Elisabeth Pramendorfer, Latin America expert at the Global Centre for the Responsibility to Protect, said, “Nicaragua’s further descent into authoritarianism – despite ongoing UN investigations and public scrutiny – has shown the consequence of the international community’s failure to apply a coordinated, holistic and robust strategy to respond to the crisis. While condemnation at the HRC is important, regional and international stakeholders urgently need to go beyond words and work on a joint action plan to identify and act on leverage points with the Ortega government.”

CLUSTER MUNITION ATTACKS HARMED RECORD NUMBER OF CIVILIANS IN 2022

During 2022 there was an alarming rise in the number of civilians killed or injured by cluster munitions, according to the annual report released by the Cluster Munition Coalition. At least 1,172 casualties resulting from cluster munitions were recorded across eight countries in 2022. This is the highest annual number of people killed and injured by cluster munitions since reporting began in 2010. Of the overall total, cluster munition attacks killed or wounded at least 987 people – 95 percent of whom were civilians. A further 185 casualties were caused by cluster munition remnants, with children comprising 71 percent of these casualties.

In Ukraine alone, cluster munition attacks killed or injured at least 890 people – the overwhelming majority of whom were civilians – with many more likely unrecorded. Since the Russian invasion of Ukraine in February 2022, Russian forces and Russian-backed armed groups have repeatedly used deadly cluster munitions throughout the conflict. Ukrainian forces have also used cluster munitions in populated areas, causing civilian casualties.

The use of cluster munitions was also recorded in Syria and Myanmar (Burma).
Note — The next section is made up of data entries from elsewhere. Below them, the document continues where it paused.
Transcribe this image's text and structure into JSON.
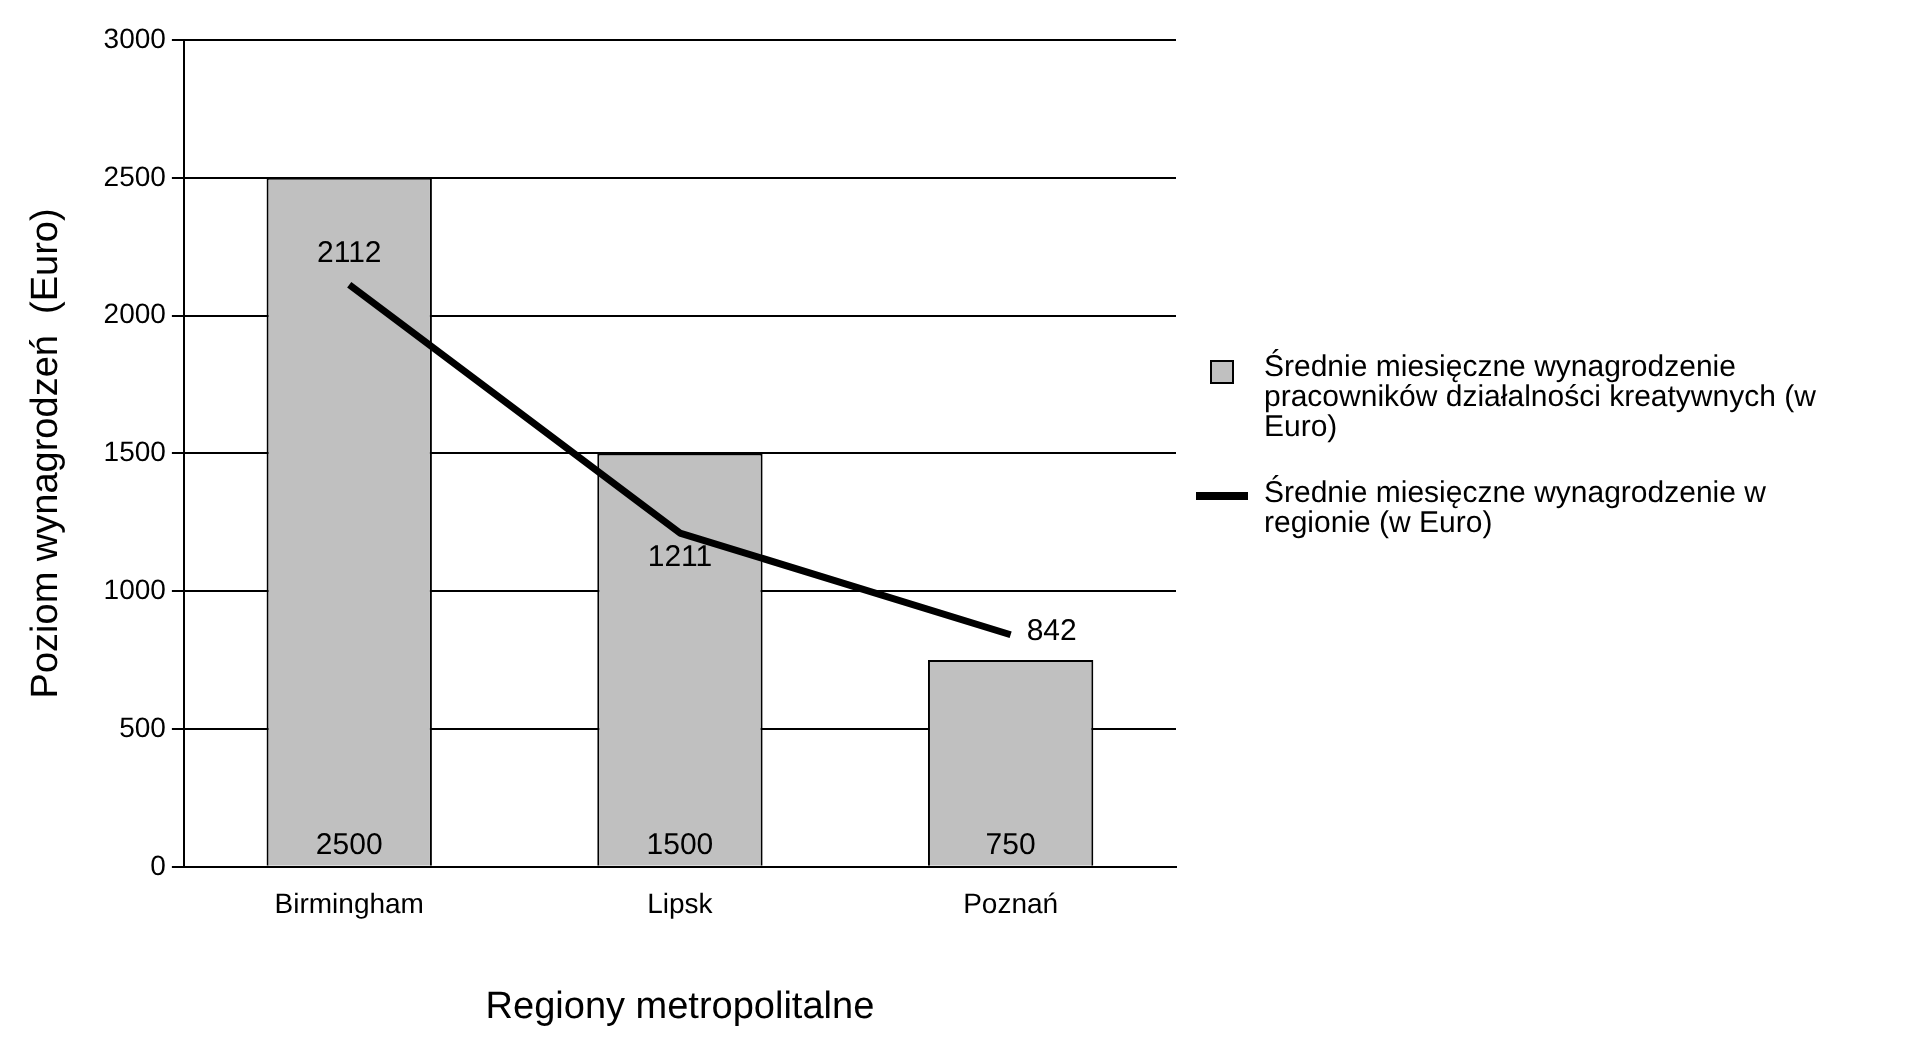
{
  "chart_data": {
    "type": "bar",
    "xlabel": "Regiony metropolitalne",
    "ylabel": "Poziom wynagrodzeń  (Euro)",
    "categories": [
      "Birmingham",
      "Lipsk",
      "Poznań"
    ],
    "series": [
      {
        "name": "Średnie miesięczne wynagrodzenie pracowników działalności kreatywnych (w Euro)",
        "color": "#c0c0c0",
        "values": [
          2500,
          1500,
          750
        ]
      },
      {
        "name": "Średnie miesięczne wynagrodzenie w regionie (w Euro)",
        "type": "line",
        "color": "#000000",
        "values": [
          2112,
          1211,
          842
        ]
      }
    ],
    "ylim": [
      0,
      3000
    ],
    "yticks": [
      0,
      500,
      1000,
      1500,
      2000,
      2500,
      3000
    ],
    "grid": "y",
    "legend": "right",
    "data_labels": true,
    "marker": "none"
  }
}
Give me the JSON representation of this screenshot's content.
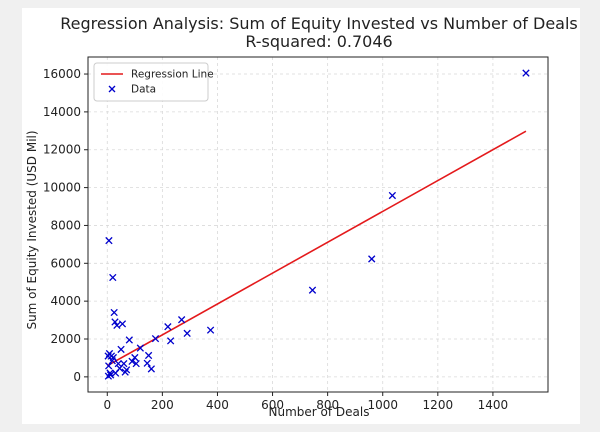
{
  "chart_data": {
    "type": "scatter",
    "title": "Regression Analysis: Sum of Equity Invested vs Number of Deals",
    "subtitle": "R-squared: 0.7046",
    "xlabel": "Number of Deals",
    "ylabel": "Sum of Equity Invested (USD Mil)",
    "xlim": [
      -70,
      1600
    ],
    "ylim": [
      -800,
      16900
    ],
    "xticks": [
      0,
      200,
      400,
      600,
      800,
      1000,
      1200,
      1400
    ],
    "yticks": [
      0,
      2000,
      4000,
      6000,
      8000,
      10000,
      12000,
      14000,
      16000
    ],
    "grid": true,
    "legend_position": "top-left",
    "colors": {
      "regression": "#e41a1c",
      "data": "#0000cc"
    },
    "series": [
      {
        "name": "Regression Line",
        "type": "line",
        "x": [
          0,
          1520
        ],
        "y": [
          590,
          12980
        ]
      },
      {
        "name": "Data",
        "type": "scatter",
        "marker": "x",
        "points": [
          [
            1520,
            16050
          ],
          [
            1035,
            9580
          ],
          [
            960,
            6230
          ],
          [
            745,
            4580
          ],
          [
            375,
            2470
          ],
          [
            290,
            2300
          ],
          [
            270,
            3020
          ],
          [
            230,
            1900
          ],
          [
            220,
            2650
          ],
          [
            175,
            2020
          ],
          [
            160,
            420
          ],
          [
            150,
            1130
          ],
          [
            145,
            720
          ],
          [
            120,
            1520
          ],
          [
            105,
            700
          ],
          [
            100,
            1020
          ],
          [
            90,
            820
          ],
          [
            80,
            1950
          ],
          [
            70,
            370
          ],
          [
            65,
            250
          ],
          [
            60,
            700
          ],
          [
            55,
            2800
          ],
          [
            50,
            1450
          ],
          [
            45,
            450
          ],
          [
            40,
            700
          ],
          [
            35,
            2720
          ],
          [
            30,
            200
          ],
          [
            28,
            2900
          ],
          [
            25,
            3400
          ],
          [
            22,
            1020
          ],
          [
            20,
            5250
          ],
          [
            18,
            850
          ],
          [
            15,
            1100
          ],
          [
            12,
            100
          ],
          [
            10,
            200
          ],
          [
            8,
            1230
          ],
          [
            6,
            7200
          ],
          [
            5,
            580
          ],
          [
            4,
            40
          ],
          [
            3,
            1100
          ]
        ]
      }
    ]
  }
}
Syrian government forces used cluster munitions extensively from 2012–2020. Despite diminishing use in 2021, the UN, the Syrian Network for Human Rights and others documented evidence of cluster munition in November 2022 in Idlib governorate. Evidence emerged indicating that the Myanmar Armed Forces used cluster munitions for the first time in 2022 and the first half of 2023, with an apparently domestically-produced cluster bomb. The report verified photographs of cluster bomb remnants and other evidence from attacks by the Myanmar Air Force in Chin, Kayah, Karen and Shan states.

Cluster munitions remain an especially dangerous weapon of war due to their indiscriminate nature. Large munitions release dozens of bomblets that are dispersed over a wide area, with many often failing to immediately explode. Remaining where they fell, the unexploded munitions act like landmines for years to come, posing an extremely high risk to civilians who come across them unknowingly. The use of cluster munitions has effectively been banned since 2010 when the Convention on Cluster Munitions, joined by 124 states, went into force. Their use in civilian populated areas is a violation of International Humanitarian Law that may amount to war crimes.

Savita Pawnday, Executive Director of the Global Centre for the Responsibility to Protect, said, “Parties to various conflicts around the world continue to use these illegal weapons to perpetrate atrocities against civilians. Despite evidence that such weapons have already caused significant civilian harm in Ukraine, in July the United States announced the transfer of an unspecified quantity of cluster munitions to the Ukrainian government. This creates an unnecessary, deadly threat to civilians for generations to come and the US and Ukraine should reconsider any future transfer of such weapons.”